Chapter Text
You wake up with the worst hangover of your life.
Every hangover has been the worst hangover of your life, but this one is especially horrible. Your head feels like an eight pound bowling ball, and your throat burns like a bitch. But that was just the typical hangover routine.
What made this the worst one yet is the fact that you’ve woken up in an unfamiliar room, in an unfamiliar bed. With an unfamiliar body in the sheets beside you.
What the fuck? You sloppily comb a hand through your sweaty bangs. You can’t even remember where you went with your friends last night. When did you even start drinking? Everything past 10 PM yesterday is a complete blank.
Sudden panic surges through your system, kickstarting your good senses immediately. What the fuck.
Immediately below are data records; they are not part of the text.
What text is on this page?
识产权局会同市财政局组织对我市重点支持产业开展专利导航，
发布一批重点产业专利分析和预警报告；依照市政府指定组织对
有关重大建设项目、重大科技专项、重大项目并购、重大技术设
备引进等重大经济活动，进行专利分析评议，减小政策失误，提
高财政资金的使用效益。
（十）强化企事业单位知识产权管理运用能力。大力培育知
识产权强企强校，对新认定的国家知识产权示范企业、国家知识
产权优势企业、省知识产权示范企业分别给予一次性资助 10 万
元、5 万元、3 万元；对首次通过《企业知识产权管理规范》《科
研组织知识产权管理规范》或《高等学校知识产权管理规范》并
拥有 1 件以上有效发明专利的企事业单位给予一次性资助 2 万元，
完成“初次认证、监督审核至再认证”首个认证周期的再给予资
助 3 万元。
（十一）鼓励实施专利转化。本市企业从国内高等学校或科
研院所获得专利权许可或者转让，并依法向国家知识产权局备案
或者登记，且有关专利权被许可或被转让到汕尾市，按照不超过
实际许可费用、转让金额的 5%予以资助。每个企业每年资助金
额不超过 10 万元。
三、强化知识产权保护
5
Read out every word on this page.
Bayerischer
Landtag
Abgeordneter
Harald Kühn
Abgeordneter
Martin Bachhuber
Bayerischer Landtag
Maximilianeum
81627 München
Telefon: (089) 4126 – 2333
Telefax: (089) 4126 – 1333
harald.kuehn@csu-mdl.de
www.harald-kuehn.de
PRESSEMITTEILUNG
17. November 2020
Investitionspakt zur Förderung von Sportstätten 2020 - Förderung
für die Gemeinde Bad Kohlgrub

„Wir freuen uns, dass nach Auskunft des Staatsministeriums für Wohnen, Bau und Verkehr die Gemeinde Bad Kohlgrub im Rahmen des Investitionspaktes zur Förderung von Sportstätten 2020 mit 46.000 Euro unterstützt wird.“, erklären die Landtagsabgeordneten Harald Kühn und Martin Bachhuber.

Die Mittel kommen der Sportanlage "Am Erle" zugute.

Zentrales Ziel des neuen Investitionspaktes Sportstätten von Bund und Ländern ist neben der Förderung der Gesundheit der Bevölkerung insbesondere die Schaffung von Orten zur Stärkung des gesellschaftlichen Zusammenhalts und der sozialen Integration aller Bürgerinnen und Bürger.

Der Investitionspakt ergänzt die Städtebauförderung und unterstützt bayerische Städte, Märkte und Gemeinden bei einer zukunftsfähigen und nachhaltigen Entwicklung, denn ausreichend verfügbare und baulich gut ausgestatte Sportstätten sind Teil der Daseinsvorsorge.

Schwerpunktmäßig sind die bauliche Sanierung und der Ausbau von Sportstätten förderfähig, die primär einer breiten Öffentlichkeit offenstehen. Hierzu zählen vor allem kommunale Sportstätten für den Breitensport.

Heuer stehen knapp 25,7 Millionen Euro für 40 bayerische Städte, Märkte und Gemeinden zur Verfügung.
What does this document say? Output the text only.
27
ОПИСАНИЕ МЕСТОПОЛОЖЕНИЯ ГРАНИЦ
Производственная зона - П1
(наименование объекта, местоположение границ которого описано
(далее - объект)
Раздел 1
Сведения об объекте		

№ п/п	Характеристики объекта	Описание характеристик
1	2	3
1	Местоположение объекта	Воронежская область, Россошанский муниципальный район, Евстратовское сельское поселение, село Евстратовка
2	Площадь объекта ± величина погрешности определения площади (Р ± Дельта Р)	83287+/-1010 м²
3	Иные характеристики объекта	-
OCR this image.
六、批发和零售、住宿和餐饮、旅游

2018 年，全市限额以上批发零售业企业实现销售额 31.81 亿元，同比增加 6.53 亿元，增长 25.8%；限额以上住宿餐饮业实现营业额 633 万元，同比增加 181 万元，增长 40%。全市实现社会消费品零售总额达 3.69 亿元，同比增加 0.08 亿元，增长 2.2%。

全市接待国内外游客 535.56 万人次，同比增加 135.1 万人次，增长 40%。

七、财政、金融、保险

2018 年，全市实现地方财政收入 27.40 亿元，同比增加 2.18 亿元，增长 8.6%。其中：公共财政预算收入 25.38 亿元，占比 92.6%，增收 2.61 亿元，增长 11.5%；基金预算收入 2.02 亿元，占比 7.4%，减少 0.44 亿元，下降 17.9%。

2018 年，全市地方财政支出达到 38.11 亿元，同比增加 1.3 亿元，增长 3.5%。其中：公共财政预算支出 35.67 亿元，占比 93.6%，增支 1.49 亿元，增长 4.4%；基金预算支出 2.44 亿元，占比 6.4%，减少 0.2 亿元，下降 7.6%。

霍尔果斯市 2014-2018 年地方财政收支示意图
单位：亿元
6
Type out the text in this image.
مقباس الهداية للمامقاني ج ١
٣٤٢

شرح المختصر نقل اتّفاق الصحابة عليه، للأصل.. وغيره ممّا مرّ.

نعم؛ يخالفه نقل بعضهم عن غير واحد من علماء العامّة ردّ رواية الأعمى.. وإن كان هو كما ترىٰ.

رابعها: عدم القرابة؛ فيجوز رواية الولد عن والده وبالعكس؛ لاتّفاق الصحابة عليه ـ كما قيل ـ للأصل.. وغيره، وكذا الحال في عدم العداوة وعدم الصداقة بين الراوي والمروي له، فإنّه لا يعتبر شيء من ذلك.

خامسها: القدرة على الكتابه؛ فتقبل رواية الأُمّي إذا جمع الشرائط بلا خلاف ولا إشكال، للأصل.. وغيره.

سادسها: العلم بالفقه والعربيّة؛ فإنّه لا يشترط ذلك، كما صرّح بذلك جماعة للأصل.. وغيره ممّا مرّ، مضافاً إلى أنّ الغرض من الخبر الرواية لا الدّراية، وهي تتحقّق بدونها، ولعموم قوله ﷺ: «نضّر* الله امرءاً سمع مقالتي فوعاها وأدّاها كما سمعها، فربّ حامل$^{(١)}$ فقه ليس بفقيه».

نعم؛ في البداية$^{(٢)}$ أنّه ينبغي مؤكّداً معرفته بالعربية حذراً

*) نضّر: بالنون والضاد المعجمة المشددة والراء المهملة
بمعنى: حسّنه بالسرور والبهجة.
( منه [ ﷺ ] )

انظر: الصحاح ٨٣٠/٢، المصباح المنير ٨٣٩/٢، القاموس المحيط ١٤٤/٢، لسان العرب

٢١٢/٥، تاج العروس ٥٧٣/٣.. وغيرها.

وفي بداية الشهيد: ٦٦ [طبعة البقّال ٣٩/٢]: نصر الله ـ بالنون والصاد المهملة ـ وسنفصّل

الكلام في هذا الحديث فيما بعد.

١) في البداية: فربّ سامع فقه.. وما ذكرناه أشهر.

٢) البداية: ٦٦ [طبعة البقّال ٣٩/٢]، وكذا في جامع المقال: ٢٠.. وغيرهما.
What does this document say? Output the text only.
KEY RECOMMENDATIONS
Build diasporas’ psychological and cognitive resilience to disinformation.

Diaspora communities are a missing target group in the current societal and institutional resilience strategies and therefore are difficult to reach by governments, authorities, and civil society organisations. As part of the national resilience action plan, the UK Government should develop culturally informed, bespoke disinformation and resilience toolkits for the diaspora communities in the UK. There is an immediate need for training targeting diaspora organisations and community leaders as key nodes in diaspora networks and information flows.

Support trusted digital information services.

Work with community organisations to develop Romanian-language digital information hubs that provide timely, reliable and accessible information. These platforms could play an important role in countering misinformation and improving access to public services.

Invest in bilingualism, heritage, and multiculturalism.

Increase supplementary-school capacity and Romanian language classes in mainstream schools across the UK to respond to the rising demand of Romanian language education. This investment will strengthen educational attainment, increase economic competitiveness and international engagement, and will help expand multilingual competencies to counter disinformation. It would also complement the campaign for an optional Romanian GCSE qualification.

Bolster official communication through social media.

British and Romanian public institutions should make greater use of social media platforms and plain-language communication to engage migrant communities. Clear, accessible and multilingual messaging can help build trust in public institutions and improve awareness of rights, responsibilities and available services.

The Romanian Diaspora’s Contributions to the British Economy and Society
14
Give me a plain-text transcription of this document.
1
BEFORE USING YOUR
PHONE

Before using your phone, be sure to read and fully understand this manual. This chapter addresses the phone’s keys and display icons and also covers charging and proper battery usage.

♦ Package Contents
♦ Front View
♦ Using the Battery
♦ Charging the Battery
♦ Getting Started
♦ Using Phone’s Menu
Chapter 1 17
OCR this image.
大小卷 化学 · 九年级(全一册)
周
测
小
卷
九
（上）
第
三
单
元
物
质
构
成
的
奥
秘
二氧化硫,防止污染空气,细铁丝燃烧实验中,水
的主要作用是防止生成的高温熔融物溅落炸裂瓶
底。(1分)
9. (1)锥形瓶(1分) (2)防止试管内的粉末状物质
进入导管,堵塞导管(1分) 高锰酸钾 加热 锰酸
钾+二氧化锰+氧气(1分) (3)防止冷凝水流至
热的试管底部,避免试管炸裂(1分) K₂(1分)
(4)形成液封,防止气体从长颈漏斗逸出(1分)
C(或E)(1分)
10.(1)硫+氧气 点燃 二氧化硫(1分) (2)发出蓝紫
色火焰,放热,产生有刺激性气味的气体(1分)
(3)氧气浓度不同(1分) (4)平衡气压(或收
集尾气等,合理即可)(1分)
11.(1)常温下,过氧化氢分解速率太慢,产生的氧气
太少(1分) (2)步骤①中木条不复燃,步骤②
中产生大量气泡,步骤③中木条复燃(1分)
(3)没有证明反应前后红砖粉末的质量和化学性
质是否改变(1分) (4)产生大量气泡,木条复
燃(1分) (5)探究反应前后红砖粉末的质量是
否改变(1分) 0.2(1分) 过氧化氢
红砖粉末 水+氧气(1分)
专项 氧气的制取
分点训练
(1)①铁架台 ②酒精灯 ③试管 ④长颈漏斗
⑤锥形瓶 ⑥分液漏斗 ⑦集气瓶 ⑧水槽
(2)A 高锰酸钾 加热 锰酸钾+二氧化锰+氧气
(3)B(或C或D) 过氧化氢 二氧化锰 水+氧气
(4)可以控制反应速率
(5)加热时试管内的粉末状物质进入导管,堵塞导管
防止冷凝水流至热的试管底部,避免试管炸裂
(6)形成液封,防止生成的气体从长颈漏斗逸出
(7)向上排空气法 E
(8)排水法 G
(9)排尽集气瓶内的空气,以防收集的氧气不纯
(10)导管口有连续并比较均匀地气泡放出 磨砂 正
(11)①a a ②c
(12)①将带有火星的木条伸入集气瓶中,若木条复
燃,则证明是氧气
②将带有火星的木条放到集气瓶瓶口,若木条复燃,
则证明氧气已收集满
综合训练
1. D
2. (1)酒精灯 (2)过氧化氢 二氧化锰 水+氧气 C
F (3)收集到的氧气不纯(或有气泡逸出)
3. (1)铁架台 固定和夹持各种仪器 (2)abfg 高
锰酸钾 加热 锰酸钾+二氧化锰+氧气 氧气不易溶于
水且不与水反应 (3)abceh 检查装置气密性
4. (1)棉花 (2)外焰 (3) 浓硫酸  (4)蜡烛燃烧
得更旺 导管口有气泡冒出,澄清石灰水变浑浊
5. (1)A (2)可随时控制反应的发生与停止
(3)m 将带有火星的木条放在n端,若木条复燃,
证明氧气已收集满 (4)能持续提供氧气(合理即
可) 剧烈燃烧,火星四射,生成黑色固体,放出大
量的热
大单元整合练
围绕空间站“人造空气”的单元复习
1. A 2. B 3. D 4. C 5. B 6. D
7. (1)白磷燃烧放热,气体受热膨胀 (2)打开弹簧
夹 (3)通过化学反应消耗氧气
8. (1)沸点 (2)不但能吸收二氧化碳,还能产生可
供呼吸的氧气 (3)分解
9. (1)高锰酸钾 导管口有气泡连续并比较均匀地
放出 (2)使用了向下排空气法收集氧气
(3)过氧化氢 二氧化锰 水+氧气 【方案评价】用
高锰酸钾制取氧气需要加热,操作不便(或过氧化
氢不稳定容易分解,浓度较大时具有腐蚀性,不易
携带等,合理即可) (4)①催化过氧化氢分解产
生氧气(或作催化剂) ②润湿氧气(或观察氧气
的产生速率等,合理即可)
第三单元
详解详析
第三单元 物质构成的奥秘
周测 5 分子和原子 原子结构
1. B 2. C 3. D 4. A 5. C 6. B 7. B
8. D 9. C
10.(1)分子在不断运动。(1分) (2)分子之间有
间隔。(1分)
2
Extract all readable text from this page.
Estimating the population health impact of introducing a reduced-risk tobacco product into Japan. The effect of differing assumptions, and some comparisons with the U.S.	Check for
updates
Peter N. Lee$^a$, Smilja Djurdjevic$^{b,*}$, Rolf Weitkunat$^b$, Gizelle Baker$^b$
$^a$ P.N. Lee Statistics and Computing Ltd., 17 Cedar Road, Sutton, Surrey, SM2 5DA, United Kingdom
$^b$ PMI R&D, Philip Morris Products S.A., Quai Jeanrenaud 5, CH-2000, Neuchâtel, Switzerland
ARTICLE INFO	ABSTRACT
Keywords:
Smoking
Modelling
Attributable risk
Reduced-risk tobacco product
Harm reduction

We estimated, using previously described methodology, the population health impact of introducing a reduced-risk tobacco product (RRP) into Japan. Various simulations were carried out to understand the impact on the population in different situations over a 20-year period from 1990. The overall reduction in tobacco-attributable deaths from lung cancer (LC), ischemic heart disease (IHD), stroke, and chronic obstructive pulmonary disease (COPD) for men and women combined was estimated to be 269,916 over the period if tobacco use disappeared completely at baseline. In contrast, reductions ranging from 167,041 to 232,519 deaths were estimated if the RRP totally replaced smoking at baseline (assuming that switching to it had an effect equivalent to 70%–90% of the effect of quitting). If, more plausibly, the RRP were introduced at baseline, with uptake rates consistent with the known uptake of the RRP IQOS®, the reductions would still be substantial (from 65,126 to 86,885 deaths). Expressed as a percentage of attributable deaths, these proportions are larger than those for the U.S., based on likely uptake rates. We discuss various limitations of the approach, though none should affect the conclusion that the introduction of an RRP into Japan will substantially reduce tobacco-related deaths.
You may be a social drinker with free-spirited friends, but you’ve only ever been that smashed twice in your life. Neither of those incidents had ever ended with a one-night stand, but like hell you were going to wait for this guy to come around and start proposing.
With the lightning reflexes and stealth you’d gained from the hours spent on fps video games in your youth, you fight through the fatigue encasing your sore limbs and slip out from beneath the sheets with little disturbance as possible.
The initial contact between your bare foot and the frigidity of the wooden floor forces a small hiss through your clenched teeth. You clamp a hand across your mouth and glance back anxiously. To your relief, the lump in the sheets stays unmoving. Man, this guy must’ve been really wasted last night.
You collect your clothes (haphazardly strewn across the floor) and begin to brusquely stuff your phone, wallet, and keys back into your bag (Kate Spade, because you’re a classy yet fashion-forward girl, but not basic enough for Michael Kors) when a muffled groan sounds out from behind you. Your pace quickens tenfold, and both jacket and jeans are on in a flash. As you approach the flimsy-looking door with its chipped white paint and brass chain lock, your hand pauses above the handle.
Guilt creeps up your throat, as the knowledge that this guy was just as hungover as you, if not more, forces you to turn and and rifle through your bag for an extra aspirin.
You leave it on the nightstand with a half glass of water before hastily shutting the door.
The memory of these events quickly slip from your mind as you look forward to a hot shower at home. Besides, it’s not like you were ever going to see this guy again...right?